Letters of Blood and Other English Works, by the late, great Swedish poet and critic Göran Printz-Påhlson is just about to hit the presses, and you can now pre-order the book at the publisher's website.
Printz-Påhlson is not as well known in the English-speaking world as one might expect, given the scope of his achievement and his distinguished career at Harvard and Cambridge. But he will, according to the English newspaper the Independent, "...go down in history as the author of some classic poems… and one of Sweden's most learned, innovative and sharp-witted literary critics.” He was a prodigy, introducing a generation of Swedish writers to European modernism in his early study The Sun in the Mirror, and was one of the founders of the Lund school of poetry, a movement based in the ancient university town of Lund in the very southern tip of Sweden.

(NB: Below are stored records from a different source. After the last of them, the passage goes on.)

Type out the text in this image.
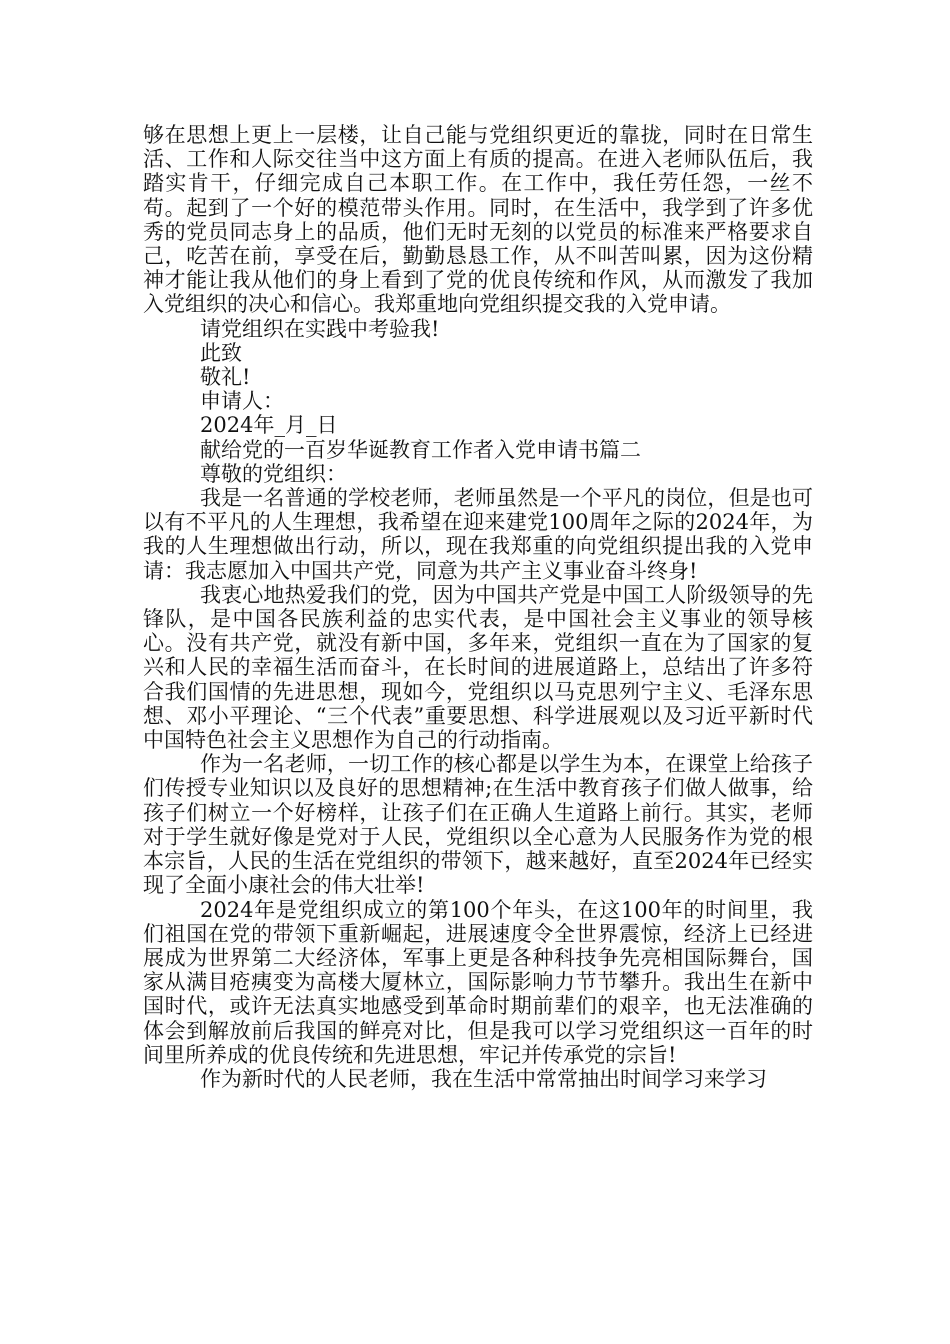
够在思想上更上一层楼，让自己能与党组织更近的靠拢，同时在日常生活、工作和人际交往当中这方面上有质的提高。在进入老师队伍后，我踏实肯干，仔细完成自己本职工作。在工作中，我任劳任怨，一丝不苟。起到了一个好的模范带头作用。同时，在生活中，我学到了许多优秀的党员同志身上的品质，他们无时无刻的以党员的标准来严格要求自己，吃苦在前，享受在后，勤勤恳恳工作，从不叫苦叫累，因为这份精神才能让我从他们的身上看到了党的优良传统和作风，从而激发了我加入党组织的决心和信心。我郑重地向党组织提交我的入党申请。

请党组织在实践中考验我!

此致

敬礼!

申请人：

2024年_月_日

献给党的一百岁华诞教育工作者入党申请书篇二

尊敬的党组织：

我是一名普通的学校老师，老师虽然是一个平凡的岗位，但是也可以有不平凡的人生理想，我希望在迎来建党100周年之际的2024年，为我的人生理想做出行动，所以，现在我郑重的向党组织提出我的入党申请：我志愿加入中国共产党，同意为共产主义事业奋斗终身!

我衷心地热爱我们的党，因为中国共产党是中国工人阶级领导的先锋队，是中国各民族利益的忠实代表，是中国社会主义事业的领导核心。没有共产党，就没有新中国，多年来，党组织一直在为了国家的复兴和人民的幸福生活而奋斗，在长时间的进展道路上，总结出了许多符合我们国情的先进思想，现如今，党组织以马克思列宁主义、毛泽东思想、邓小平理论、“三个代表”重要思想、科学进展观以及习近平新时代中国特色社会主义思想作为自己的行动指南。

作为一名老师，一切工作的核心都是以学生为本，在课堂上给孩子们传授专业知识以及良好的思想精神;在生活中教育孩子们做人做事，给孩子们树立一个好榜样，让孩子们在正确人生道路上前行。其实，老师对于学生就好像是党对于人民，党组织以全心意为人民服务作为党的根本宗旨，人民的生活在党组织的带领下，越来越好，直至2024年已经实现了全面小康社会的伟大壮举!

2024年是党组织成立的第100个年头，在这100年的时间里，我们祖国在党的带领下重新崛起，进展速度令全世界震惊，经济上已经进展成为世界第二大经济体，军事上更是各种科技争先亮相国际舞台，国家从满目疮痍变为高楼大厦林立，国际影响力节节攀升。我出生在新中国时代，或许无法真实地感受到革命时期前辈们的艰辛，也无法准确的体会到解放前后我国的鲜亮对比，但是我可以学习党组织这一百年的时间里所养成的优良传统和先进思想，牢记并传承党的宗旨!

作为新时代的人民老师，我在生活中常常抽出时间学习来学习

He was a scholar of enormous range, and the current volume includes a series of important lectures, "The Words of the Tribe," on the nature of poetic language (he treats linguistic primitivism, linguistic reductionism, the materiality of language, and the political elements of diction in detail). He was also a prolific translator, and managed to put the works of John Ashbery into Swedish, a task for which he had exactly the right sensibility: erudite, attuned to pop-culture, musical, and wry. You can learn more about him here, in the Guardian.
Here's the publisher's statement about the book:
This collection brings together for the first time works in English by the major Swedish modernist poet and critic Göran Printz-Påhlson. It was Printz-Påhlson who introduced poetic modernism to Scandinavia, and his essays and poems delve deeply into English, American, and continental modernist traditions.
As well as Letters of Blood, the collection includes the full text of "The Words of the Tribe", a major statement on modern poetics, in which Printz-Påhlson explores the significance of primitivism in Romanticism and Modernism, and the nature of metaphor and literary materialism. The collection also includes essays on style, irony, realism, and the relationship between historical drama and historical fiction, as well as studies of American poetry. Printz-Påhlson’s poetry in English continues to explore these themes by different, often surprisingly innovative, means.
It was an honor to meet the man a few years before his death, and a privilege edit this book of his works in English. I hope it will bring Printz-Påhlson's poetry and critical writing to an Anglo-American audience, for whom his concerns are startlingly relevant.